No panels on global warming. Has global warming ceased to be a core issue for progressives? I know progressives who believe that this will be the single most important issue facing us within our lifetimes.
Of a list of categories of issues that I came up with, only civil liberties and worker/class issues receive what I consider to be adequate representation among the panel discussions.
On the other hand... there's 8 panels on social media and/or blogging... and 29 additional panels on politics: tactics, organizing, and building narratives, countering right wing spin, and so forth.
My question is this: if we aren't up to speed on the issues, what are we blogging about? What are we building a narrative around? To what end are we organizing? How do we evaluate candidates?

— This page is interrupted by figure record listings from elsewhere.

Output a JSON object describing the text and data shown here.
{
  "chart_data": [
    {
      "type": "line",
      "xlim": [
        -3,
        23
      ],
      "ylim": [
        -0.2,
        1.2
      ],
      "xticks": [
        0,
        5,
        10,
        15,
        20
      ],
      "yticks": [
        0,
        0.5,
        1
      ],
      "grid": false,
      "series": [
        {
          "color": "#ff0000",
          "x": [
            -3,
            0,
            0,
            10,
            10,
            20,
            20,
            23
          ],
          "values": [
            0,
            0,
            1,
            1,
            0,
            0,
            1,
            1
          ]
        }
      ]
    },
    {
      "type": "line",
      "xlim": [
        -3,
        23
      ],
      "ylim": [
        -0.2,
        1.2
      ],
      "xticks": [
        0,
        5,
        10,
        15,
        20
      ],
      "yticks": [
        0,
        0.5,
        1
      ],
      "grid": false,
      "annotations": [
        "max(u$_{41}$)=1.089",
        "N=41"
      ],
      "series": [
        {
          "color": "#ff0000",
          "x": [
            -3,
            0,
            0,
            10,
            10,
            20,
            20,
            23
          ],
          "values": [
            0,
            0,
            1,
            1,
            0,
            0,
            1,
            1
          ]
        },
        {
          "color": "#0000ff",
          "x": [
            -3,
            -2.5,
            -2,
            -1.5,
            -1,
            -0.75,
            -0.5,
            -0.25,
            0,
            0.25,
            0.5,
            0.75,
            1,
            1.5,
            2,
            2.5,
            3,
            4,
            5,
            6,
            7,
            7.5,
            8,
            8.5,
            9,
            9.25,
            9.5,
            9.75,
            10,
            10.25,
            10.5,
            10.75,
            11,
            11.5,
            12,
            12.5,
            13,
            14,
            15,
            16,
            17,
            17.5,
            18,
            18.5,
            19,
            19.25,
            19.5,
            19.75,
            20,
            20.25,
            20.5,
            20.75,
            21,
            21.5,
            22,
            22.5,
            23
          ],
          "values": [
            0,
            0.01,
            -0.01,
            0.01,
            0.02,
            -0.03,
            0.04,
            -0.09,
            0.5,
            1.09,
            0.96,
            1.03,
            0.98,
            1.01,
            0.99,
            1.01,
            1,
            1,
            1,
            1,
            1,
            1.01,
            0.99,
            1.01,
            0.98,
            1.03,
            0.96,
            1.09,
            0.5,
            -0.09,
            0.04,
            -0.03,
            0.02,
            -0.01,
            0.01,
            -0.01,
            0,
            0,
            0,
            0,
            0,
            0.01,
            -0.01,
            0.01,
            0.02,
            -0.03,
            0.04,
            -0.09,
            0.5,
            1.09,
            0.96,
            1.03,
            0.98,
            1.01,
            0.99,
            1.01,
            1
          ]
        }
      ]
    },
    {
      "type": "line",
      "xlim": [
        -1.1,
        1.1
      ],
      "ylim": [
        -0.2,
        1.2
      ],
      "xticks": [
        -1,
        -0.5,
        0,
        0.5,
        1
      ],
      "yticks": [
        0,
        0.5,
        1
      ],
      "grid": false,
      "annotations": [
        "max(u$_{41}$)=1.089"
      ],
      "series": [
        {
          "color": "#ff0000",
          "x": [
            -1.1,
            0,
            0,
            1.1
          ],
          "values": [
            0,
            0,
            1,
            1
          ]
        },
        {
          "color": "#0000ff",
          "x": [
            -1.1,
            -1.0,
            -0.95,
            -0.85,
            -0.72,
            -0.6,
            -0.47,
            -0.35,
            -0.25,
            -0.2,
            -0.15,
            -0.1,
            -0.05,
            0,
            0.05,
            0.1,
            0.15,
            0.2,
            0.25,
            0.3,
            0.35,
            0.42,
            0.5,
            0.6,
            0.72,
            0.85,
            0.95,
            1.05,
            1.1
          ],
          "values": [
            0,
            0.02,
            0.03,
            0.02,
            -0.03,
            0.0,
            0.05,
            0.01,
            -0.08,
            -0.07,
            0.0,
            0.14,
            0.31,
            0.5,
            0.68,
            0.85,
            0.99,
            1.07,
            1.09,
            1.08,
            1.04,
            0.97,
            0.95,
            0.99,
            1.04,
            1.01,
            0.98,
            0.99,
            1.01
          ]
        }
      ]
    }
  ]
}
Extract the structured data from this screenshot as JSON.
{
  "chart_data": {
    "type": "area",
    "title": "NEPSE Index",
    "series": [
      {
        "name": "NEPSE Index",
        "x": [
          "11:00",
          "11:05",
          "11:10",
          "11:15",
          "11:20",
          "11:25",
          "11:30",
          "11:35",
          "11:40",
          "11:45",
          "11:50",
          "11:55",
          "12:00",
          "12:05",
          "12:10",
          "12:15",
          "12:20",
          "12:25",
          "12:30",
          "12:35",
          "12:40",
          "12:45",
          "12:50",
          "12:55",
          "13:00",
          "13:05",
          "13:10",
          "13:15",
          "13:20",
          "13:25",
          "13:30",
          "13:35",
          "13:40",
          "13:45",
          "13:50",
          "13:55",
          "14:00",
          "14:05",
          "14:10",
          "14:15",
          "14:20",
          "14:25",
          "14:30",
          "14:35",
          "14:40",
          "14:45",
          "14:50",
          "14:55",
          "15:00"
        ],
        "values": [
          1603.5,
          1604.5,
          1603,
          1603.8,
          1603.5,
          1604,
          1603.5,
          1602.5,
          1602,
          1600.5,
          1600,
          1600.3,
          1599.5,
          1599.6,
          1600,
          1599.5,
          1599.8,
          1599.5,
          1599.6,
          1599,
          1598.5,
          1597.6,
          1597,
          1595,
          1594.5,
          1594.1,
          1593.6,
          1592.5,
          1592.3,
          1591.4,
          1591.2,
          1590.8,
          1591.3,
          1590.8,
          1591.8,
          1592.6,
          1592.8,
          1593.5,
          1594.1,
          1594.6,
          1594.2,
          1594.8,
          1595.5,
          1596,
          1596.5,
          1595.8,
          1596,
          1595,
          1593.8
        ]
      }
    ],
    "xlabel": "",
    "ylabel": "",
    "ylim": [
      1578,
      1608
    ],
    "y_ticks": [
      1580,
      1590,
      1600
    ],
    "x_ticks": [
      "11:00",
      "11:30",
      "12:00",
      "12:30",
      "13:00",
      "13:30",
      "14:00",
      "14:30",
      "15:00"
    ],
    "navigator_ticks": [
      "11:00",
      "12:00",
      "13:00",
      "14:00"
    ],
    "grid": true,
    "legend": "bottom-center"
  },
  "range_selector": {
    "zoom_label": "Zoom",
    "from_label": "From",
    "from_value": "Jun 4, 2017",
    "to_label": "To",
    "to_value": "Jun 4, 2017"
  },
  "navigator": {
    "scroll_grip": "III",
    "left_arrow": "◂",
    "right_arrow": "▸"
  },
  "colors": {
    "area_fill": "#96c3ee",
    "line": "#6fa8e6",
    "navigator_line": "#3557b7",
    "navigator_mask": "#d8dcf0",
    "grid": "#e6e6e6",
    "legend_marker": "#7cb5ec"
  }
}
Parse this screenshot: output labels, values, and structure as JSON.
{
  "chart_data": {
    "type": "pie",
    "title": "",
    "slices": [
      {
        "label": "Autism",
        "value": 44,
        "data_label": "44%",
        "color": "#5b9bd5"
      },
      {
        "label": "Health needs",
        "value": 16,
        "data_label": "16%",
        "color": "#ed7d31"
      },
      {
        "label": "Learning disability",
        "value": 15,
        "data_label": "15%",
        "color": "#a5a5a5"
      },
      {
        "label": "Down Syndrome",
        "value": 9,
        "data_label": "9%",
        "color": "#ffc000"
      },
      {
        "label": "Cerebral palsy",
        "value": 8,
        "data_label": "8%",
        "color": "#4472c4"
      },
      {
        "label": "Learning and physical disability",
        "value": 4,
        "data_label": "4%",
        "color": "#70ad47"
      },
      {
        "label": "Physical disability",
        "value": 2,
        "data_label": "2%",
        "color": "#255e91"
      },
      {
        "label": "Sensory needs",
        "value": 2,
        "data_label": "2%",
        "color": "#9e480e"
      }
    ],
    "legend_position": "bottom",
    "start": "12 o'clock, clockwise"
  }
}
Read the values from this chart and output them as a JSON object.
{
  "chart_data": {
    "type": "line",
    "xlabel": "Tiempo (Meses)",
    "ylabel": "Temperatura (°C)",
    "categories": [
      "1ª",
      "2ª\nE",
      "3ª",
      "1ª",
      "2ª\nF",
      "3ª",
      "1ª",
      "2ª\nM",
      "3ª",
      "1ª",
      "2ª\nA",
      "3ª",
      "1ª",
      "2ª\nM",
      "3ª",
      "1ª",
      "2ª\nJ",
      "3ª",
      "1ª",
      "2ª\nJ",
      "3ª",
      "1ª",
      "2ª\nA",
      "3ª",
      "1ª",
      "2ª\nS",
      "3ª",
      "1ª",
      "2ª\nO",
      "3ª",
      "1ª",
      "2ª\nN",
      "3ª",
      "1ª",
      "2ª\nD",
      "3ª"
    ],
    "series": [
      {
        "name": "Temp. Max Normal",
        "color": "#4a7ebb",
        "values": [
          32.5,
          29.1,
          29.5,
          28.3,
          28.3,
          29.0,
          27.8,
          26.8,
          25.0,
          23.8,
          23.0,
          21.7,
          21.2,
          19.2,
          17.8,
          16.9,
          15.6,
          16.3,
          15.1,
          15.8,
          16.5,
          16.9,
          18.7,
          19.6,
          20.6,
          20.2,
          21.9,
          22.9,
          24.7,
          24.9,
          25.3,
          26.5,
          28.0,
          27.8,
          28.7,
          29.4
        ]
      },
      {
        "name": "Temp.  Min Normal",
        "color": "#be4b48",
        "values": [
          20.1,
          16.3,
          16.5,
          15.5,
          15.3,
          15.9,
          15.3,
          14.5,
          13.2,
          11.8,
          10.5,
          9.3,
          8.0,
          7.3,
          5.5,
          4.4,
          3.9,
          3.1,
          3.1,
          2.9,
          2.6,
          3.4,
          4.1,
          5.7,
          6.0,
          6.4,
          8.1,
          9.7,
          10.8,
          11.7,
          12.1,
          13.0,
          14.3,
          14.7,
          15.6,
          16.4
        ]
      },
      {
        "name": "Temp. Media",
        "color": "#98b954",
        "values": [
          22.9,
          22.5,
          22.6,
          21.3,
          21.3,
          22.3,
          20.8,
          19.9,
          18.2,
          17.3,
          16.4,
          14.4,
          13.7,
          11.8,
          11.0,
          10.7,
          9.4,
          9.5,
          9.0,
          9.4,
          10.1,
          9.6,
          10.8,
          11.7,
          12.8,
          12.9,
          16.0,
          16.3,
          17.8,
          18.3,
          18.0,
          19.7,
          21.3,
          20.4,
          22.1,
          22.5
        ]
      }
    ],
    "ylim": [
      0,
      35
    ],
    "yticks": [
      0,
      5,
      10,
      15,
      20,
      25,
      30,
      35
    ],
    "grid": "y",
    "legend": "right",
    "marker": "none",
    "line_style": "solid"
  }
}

Now I fully recognize that this is a political conference, and political strategy will, and should, be discussed. But I believe that politics should be first and foremost an ongoing discussion of real-world problems and solutions. Discussion of real-world problems and the role of government in solving those problems should therefore dominate the panel discussion topics at this kind of conference.
And guess what-- if you have issue panels, there will be plenty of political discussion anyway. For example, in discussion of issues in a political context, very naturally the conversation will turn at times to how the facts can be talked about in ways that are advantageous to a favored point of view, and that's perfectly fine-- so long as the discussion is based on solid fact and evidence, and we aren't forgetting that this is all about problems and solutions.
When the starting point of our internal discourse is tactics and narrative rather than problems and solutions, the tail is wagging the dog. Truth becomes secondary, evidence is ignored when it is not useful, and the focus on solving problems is lost.
If you want to see what happens when narrative, spin, and tactics drive politics over issues, just peek over the divide into the Republican Party. Over there, narrative and spin drive the agenda to such a high extent that only those issues that can easily be spun get any attention. It's all about what will play well: what will win. If an issue can not be spun to political advantage, it is most often simply ignored. Republican-run government, therefore, doesn't even recognize certain problems, much less solve them.
I've argued variations of this point of view before, and I've usually heard in return something along the lines of, "Well, you've got to win, or discussion of your priorities doesn't matter." That is true. But somehow I am skeptical that the magic key to unlock the big win is going to reveal itself in all these panels discussing new media, social networking, and narrative building. On the other hand, I do think it would be helpful for attendees to be hearing from experts on important issues, and discussing their own views. I believe that better informed progressive activists will generate better progressive political arguments which will lead to better outcomes in elections.